El 9 de mayo del año 2001 nació en nuestro país la ley de la Seguridad Social, sin dudas un avance significativo ante el obsoleto sistema que antes teníamos. Esta ley cuenta con dos partes fundamentales: el Seguro Familiar de Salud y la Administración de Pensiones.
Desde principio de los 90s hasta estos días los empresarios y líderes del managment han asumido el concepto de “Mejoramiento Continuo” para garantizar mejoras constantes en sus cadenas de producción o en la calidad de sus servicios.
Pero, aunque el concepto de mejoramiento continuo no es tan viejo, el principio de mejorar lo que está hecho si lo es, ya Taylor (uno de los padres de la administración) había dicho: “todo método de trabajo es susceptible de ser mejorado”.
Yo igual que Taylor pienso que todo método de trabajo se puede mejorar, pero voy más lejos, pienso que todo lo que es hecho por los seres humanos puede mejorarse.
Al igual que en las Empresas, en los Estados, las leyes y normas deben mejorarse; una forma de ello es identificar sus luces y sus sombras. Eso hay que hacer con la Ley 87-01, celebrar sus luces, pero tratar de dar fulgor a sus sombras.
Y digo esto porque recientemente mediante su resolución 357-05, del 6 de Noviembre de 2014, el Consejo de la Seguridad Social desestimo una moción de la DIDA que procuraba que los padres de los afiliados al SFS entraran en la cobertura del núcleo familiar que garantiza el aporte que hacen los trabajadores y patronos ascendente al 10% del salario del trabajador.
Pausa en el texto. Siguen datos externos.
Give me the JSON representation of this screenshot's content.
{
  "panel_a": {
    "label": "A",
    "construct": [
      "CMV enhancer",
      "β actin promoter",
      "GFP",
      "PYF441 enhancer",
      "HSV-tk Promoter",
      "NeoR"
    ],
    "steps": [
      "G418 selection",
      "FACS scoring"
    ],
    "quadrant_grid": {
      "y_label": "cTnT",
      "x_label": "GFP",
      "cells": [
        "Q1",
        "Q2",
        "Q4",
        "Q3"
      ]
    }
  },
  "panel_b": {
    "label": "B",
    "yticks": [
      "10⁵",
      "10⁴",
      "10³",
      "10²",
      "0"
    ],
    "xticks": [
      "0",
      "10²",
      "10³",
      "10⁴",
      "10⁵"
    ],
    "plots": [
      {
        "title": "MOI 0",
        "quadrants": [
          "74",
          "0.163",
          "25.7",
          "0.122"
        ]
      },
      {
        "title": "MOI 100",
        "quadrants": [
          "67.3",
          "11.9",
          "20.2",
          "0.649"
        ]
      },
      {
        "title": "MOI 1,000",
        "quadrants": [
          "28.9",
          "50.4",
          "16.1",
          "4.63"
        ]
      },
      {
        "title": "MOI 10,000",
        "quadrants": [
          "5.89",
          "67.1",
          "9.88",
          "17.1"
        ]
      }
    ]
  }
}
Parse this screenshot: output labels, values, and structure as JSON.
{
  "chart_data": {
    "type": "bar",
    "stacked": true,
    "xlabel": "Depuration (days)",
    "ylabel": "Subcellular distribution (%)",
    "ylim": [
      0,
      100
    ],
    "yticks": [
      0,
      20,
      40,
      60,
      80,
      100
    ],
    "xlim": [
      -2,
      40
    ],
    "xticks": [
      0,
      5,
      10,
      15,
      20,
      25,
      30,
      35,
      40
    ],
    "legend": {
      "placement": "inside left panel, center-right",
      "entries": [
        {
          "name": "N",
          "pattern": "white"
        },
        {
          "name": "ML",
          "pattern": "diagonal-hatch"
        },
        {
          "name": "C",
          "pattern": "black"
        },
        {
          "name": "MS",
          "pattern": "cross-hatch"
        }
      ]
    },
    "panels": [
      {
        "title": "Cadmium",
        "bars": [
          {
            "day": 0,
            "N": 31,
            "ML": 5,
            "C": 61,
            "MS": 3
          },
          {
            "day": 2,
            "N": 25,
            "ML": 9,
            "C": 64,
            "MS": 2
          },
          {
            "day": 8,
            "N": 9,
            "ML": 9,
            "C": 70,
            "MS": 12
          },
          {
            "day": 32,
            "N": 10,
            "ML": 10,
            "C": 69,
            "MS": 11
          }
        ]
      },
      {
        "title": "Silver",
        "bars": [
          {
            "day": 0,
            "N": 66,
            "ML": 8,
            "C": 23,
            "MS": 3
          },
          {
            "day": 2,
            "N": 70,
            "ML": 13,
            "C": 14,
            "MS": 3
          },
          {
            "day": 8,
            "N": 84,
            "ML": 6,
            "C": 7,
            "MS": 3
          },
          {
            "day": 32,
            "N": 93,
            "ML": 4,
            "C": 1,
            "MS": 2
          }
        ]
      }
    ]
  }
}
El argumento esgrimido por el CNSS es que el costo de 3MM de pesos, para que los padres entren al núcleo familiar, ponía en riesgo la sostenibilidad financiera del sistema y para ello se sustentaron en los artículos 3, 23 y 123 de la referida ley.
El problema aquí es, que esta decisión, amparada en fundamentos legales, contrasta con las abusivas ganancias que obtienen las Administradoras de Fondos de Pensiones, las cuales en lo que va de año han obtenido ganancias netas de RD$ 2, 568, 914, 999. Esta suma la obtienen a través de la comisión de 0.5 de los salarios cotizables y la comisión del 25% del total del interés generado por los fondos.
Esta realidad nos invita a repensar la ley, nos invita a reflexionar en salidas que nos permitan garantizar los principios de equidad y solidaridad contenidos en el artículo 3 de la misma, porque como afiliado del SDSS prefiero que esa comisión de 25% que ganan las AFP’s, en vez de agrandar sus utilidades, puedan ser usadas (al menos una parte de ellas) en solidarizarnos con los padres de los afiliados que no cotizan.
Estoy seguro que ellos necesitan más, tener seguro medico, que los empresarios tener tantas utilidades.
Ahí les dejo la inquietud, ojalá y los legisladores, el gobierno y los partidos se aboquen a buscar una solución a esta y otras distorsiones que tiene el SDSS; porque como dije en principio: “todo lo que es hecho por los seres humanos puede mejorarse” y la ley de SS no es la excepción.